First surrogacy guidance published for England and Wales
Guidance on how to start a family using a surrogate has been published for England and Wales for the first time by the government.
It recommends written agreements to cover how the baby is conceived and any future relationships between surrogate and child.
The government also advises parents who use surrogates to help their child understand how they were born.
The guidance comes as the numbers using surrogacy are rising.
Surrogacy involves a woman carrying a baby for a couple who are unable to conceive or carry a child naturally. Same-sex couples can also use surrogates in the UK.
In 2016, 368 parental orders were awarded to enable people using surrogacy to become legal parents – up from 194 in 2012.
This reflected the fact that more LGBT couples and people with fertility difficulties were turning to surrogacy, officials said.
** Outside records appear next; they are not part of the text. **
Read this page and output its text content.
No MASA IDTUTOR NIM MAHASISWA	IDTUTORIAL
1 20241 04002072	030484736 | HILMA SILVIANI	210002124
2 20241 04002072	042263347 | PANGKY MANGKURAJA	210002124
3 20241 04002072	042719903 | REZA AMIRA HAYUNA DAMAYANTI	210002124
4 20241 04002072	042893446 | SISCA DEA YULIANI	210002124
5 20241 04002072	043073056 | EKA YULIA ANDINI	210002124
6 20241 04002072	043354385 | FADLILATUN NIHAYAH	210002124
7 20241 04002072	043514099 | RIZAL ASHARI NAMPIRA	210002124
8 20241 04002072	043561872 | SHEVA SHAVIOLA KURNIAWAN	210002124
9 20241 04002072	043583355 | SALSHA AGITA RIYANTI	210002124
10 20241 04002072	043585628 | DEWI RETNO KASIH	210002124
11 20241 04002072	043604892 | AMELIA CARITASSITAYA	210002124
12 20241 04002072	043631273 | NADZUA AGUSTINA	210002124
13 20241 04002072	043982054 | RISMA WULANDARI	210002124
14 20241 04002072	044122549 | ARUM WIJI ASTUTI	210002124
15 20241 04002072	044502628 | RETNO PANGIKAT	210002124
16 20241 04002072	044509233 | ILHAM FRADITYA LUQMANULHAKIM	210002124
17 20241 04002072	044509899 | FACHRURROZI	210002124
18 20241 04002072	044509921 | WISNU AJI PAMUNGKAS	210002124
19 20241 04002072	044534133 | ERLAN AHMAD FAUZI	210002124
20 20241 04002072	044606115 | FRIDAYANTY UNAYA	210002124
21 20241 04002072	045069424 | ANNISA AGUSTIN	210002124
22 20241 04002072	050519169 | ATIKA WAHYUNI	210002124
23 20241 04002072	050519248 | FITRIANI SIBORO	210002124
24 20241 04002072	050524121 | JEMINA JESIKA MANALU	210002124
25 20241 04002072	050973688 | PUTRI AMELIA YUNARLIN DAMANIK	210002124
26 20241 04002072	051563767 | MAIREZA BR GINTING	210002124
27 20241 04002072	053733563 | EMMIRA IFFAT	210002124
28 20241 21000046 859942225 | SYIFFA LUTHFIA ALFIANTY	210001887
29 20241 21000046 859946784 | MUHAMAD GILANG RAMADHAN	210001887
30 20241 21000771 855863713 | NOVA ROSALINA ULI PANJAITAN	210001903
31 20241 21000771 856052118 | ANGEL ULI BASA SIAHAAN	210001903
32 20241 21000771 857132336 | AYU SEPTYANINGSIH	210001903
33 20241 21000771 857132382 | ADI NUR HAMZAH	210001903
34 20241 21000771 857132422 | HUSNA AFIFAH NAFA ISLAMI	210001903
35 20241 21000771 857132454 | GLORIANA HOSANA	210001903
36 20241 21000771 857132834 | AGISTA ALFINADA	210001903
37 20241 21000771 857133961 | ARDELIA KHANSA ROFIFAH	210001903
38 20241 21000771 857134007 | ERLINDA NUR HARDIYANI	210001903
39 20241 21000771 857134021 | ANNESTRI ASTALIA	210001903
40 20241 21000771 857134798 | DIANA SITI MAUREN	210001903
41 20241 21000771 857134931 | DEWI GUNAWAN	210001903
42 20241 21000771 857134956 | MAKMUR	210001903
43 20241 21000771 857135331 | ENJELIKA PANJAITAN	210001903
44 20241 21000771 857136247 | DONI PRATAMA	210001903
The guidance stresses the importance of:
- using endorsed surrogacy organisations to find a surrogate, instead of risky, informal arrangements
- agreeing a written surrogacy agreement to cover everything from conception to expenses, to potential future relationships between surrogate and child
- undertaking surrogacy in licensed clinics in the UK rather than going abroad
Health Minister Jackie Doyle-Price said: “We know that surrogacy can be a complex journey, which is why we have created a guide fit for modern society, one which balances the need for emotional support with clear legal explanations, for surrogates and intended-parents alike.”
Sarah Jones, from Surrogacy UK, worked with the Department of Health and Social Care to produce the guidance.
She said: “It is vital that we help surrogates, intended parents and children to have a positive experience and that we support this modern form of family building.”
The legislation relating to surrogacy is UK-wide, but there are different approaches to the court systems in Scotland and Northern Ireland. This guidance only applies to England and Wales.
Surrogacy agreements are not legally binding and those involved still need to apply to the family court for a parental order, which transfers legal parenthood from the surrogate to the intended parents.